Semantics of lifetime parameters

4
votes

Consider the following example from the Book:

fn main() {
    let string1 = String::from("abcd");
    let string2 = "xyz";

    let result = longest(string1.as_str(), string2);
    println!("The longest string is {}", result);
}

fn longest<'a>(x: &'a str, y: &'a str) -> &'a str {
    if x.len() > y.len() {
        x
    } else {
        y
    }
}

It is said that (emphasis mine)

The function signature now tells Rust that for some lifetime 'a, the function takes two parameters, both of which are string slices that live at least as long as lifetime 'a. The function signature also tells Rust that the string slice returned from the function will live at least as long as lifetime 'a. In practice, it means that the lifetime of the reference returned by the longest function is the same as the smaller of the lifetimes of the references passed in. These constraints are what we want Rust to enforce.

Shouldn't the bolded sentence be The function signature also tells Rust that the string slice returned from the function will live at most as long as lifetime 'a.? That way, we are assured that as long as both x and y are alive, then the return value would also be valid, because the latter references the former.

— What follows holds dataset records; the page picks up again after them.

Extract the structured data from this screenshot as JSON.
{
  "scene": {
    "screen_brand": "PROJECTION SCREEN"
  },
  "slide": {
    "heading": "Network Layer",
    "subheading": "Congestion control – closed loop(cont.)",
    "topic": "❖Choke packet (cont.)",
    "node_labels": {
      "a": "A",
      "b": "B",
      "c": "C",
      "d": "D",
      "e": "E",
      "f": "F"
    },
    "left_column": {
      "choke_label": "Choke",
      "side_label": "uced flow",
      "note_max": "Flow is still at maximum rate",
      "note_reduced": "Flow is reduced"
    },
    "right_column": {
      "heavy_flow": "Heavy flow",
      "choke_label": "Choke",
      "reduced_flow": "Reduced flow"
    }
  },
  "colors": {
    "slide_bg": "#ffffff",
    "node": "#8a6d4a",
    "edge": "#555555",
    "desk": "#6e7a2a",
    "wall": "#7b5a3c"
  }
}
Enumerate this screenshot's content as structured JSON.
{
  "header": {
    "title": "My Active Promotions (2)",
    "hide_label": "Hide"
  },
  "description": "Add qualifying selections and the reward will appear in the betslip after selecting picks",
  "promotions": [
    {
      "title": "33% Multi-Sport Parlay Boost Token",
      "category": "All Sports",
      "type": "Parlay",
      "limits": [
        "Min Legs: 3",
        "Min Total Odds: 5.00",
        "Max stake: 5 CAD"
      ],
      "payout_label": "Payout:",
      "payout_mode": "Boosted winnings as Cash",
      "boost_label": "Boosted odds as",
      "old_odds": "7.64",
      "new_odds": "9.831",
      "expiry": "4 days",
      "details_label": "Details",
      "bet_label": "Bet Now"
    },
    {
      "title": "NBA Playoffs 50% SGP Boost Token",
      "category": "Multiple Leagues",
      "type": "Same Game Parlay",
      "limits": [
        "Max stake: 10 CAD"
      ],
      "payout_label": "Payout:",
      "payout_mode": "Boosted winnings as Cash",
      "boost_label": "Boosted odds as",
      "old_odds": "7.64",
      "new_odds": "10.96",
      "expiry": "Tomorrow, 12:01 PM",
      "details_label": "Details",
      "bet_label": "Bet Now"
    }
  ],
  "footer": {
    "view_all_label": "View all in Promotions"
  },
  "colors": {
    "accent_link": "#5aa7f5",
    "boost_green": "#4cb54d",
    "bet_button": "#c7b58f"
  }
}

To paraphrase, if x, y and the return value all live at least as long as lifetime 'a, then the compiler can simply let 'a be an empty scope (which any item can outlive) to satisfy the restriction, rendering the annotation useless. This doesn't make sense, right?

2
rustreferencelifetimeborrow-checkerownership
No, it should live at least, because if it lives more it is still a valid lifetime.Netwave
@Netwave but it won’t be valid it it lives too long, e.g. outliving both x and y.nalzok
aaah, aha, ok. I misunderstood. In that case both x and y are bound by the same lifetime so the returning reference could live at most as you say. Makes sense yes.Netwave
As a consequence, the caller is guaranteed that he can safely use the returned value so long as both x and y are still valid.Jmb
Expressed in formal language, the annotation translates to: for all 'a, 'a≤'x and 'a≤'y implies 'a≤'r (with 'x, 'y and 'r the lifetimes of x, y, and the return value respectively). For that relation to hold for all 'a, then you must necessarily have 'x≤'r or 'y≤'rJmb

2 Answers

2
votes

Expressed in formal language, the annotation translates to:

for all 'a, 'a≤'x and 'a≤'y implies 'a≤'r

With 'x, 'y and 'r the lifetimes of x, y, and the return value respectively.

This links the lifetime of the return value to the lifetimes of the parameters because for that relation to hold for all 'a, then you must necessarily have 'x≤'r or 'y≤'r.

The compiler will use that annotation at two times:

  1. When compiling the annotated function, the compiler doesn't know the actual lifetimes of x and y and it doesn't know 'a (since 'a will be chosen at the call site, like all generic parameters). But it knows that when the function gets called, the caller will use some lifetime 'a that matches the input constraints 'a≤'x and 'a≤'y and it checks that the code of the function respects the output constraint 'a≤'r.

  2. When calling the annotated function, the compiler will add to its constraint solver an unknown scope 'a in which the return value can be accessed, along with the constraints that 'a≤'x and 'a≤'y plus whatever extra constraints are required due to the surrounding code and in particular where x and y come from and how the return value is used. If the compiler is able to find some scope 'a that matches all the constraints, then the code compiles using that scope. Otherwise compilation fails with a "does not live long enough" error.

1
votes

We can consider the case from your example code with a slight scope modification

fn main() {
    let string1 = String::from("abcd");

    {
        let string2 = "xyz";
        let result = longest(string1.as_str(), string2);
        println!("The longest string is {}", result);
    }
}

fn longest<'a>(x: &'a str, y: &'a str) -> &'a str {
    if x.len() > y.len() {
        x
    } else {
        y
    }
}

Here, we recognize that for the function call longest above, the lifetime a ends up being the lifetime of string2, because both parameters x and y must live at least as long as a, so if a were the lifetime of string1, then the second parameter to longest, which is just string2 would not live as long as string1 and the statement "both parameters must live at least as long as a" would be false.

We admit that lifetime a is the lifetime of string2. We know that the string slice returned by longest could be either string1 or string2. Since we make the constraint in the declaration that the return value also lives at least as long as lifetime a, we are really saying that the return value lives at least as long as string2, the string with the shorter of the two lifetimes.

If longest returned string2, then the returned string slice would live exactly as long as lifetime a. If longest returned string1, however, the returned string slice would live as long as the lifetime of string1, which is longer than that of lifetime a (the lifetime of string2), so we say that the string slice returned from the function will live at least as long as a.

An important thing to note here is that we don't know which slice longest is going to return, so we only allow the lifetime of the returned reference to be that of the smaller of the two lifetimes, since during the smaller of the two lifetimes, both strings are certainly still alive.